The temperature dependence in the hydraulic conductivity, Lp, of the mouse sperm plasma membrane shows a discontinuity between 4 and 0 degrees C.

Cryopreservation of sperm from transgenic mice would make possible the economical perpetuation of these genetic models. In order to design a protocol for this process, it was first necessary to determine the hydraulic conductivity, Lp, or water permeability, of the plasma membrane as a function of temperature to calculate its activation energy, Ea. This was done with sperm from the caudae epididymides of CD-1 mice, using the hyposmotic cell lysis method, in which the critical osmolality, Osmcrit, defined as the osmolality at which 50% of the cells lyse, was first determined, and then the time, t, to lysis of 50% of the cells in a medium of Osm < Osmcrit was obtained. Values (mean +/- SEM, n = 10) of Osmcrit at 37, 22, 4, and 0 degrees C were 32.1 +/- 2.7, 33.7 +/- 4.1, 30.8 +/- 3.4, and 101.0 +/- 10.8 mOsm, and of t in 17 mOsm medium were 40.6 +/- 2.4, 33.8 +/- 5.7, 25.0 +/- 4.4, and 4.7 +/- 1.2 s, respectively.
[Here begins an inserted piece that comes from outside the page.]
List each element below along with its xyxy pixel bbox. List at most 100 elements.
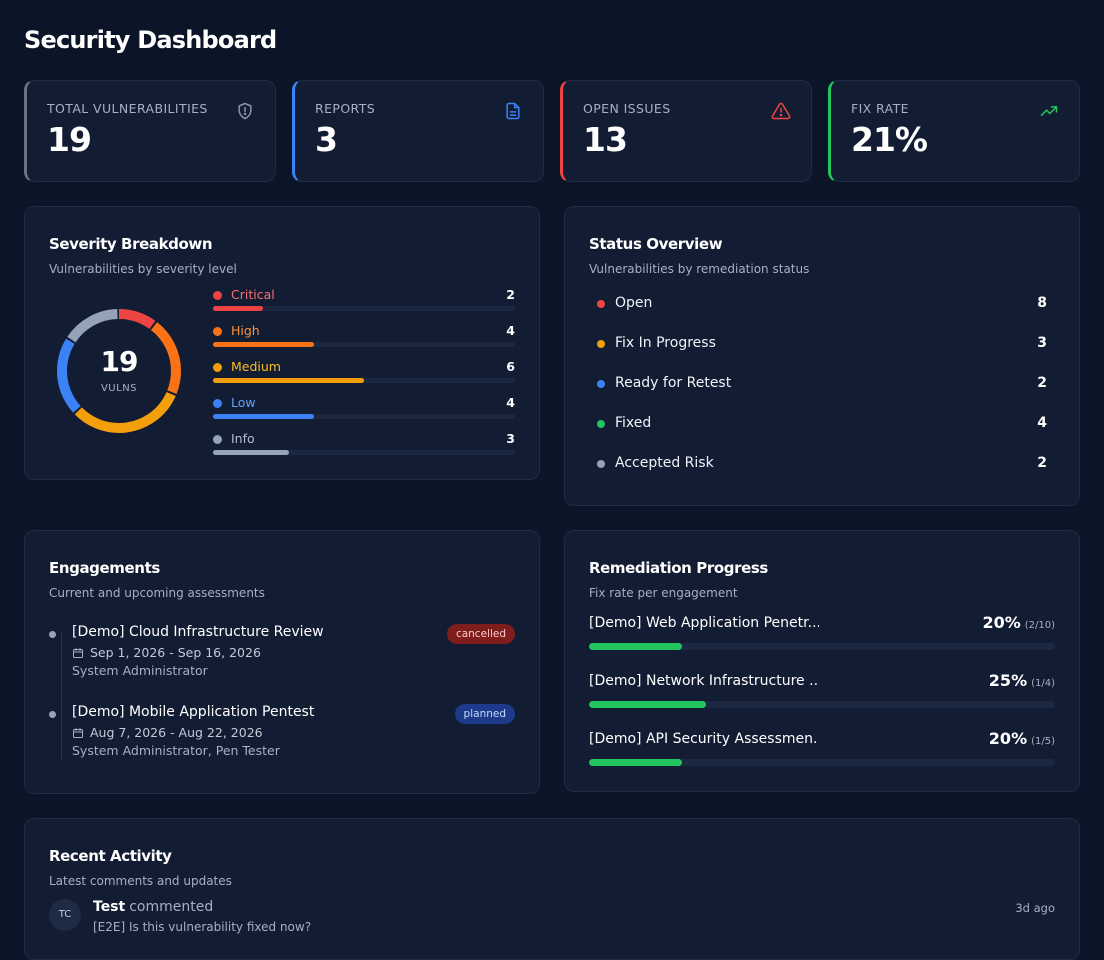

Values of Lp were calculated from Osmcrit and t by two different algorithms, one based on the high-amplitude swelling model used with sperm from other mammalian species and the other based on a low-amplitude swelling model. Values of Lp in micron.min-1.atm-1 from the high-amplitude swelling model at 37, 22, 4, and 0 degrees C were 1.41 +/- 0.08, 1.88 +/- 0.35, 2.12 +/- 0.19, and 1.13 +/- 0.1, respectively. From the low-amplitude swelling model, the Lp values were 0.025 +/- 0.001, 0.040 +/- 0.008, 0.082 +/- 0.029, and 1.66 +/- 0.23. Examination of mouse sperm in hyposmotic media by microscopy revealed little swelling of the cells, indicating that the low-amplitude swelling model may be the one more applicable to these cells. The temperature dependence, and hence Ea, of Lp shows a marked discontinuity between 4 and 0 degrees C with values calculated from either model. This suggests a membrane phase transition to a more brittle structure in this temperature range, consistent with the observed marked increase in Osmcrit (P < 0.0003) and decrease in t (P < 0.0001) at 0 degrees C compared to the other temperatures. In the presence of 1 M glycerol, there was no discontinuity between 4 and 0 degrees C in the values of Osmcrit, consistent with the ability of glycerol to fluidize the membrane. Low hydraulic conductivity and low-temperature embrittlement of the plasma membrane are proposed as two factors leading to mouse sperm hypersensitivity to cryodamage.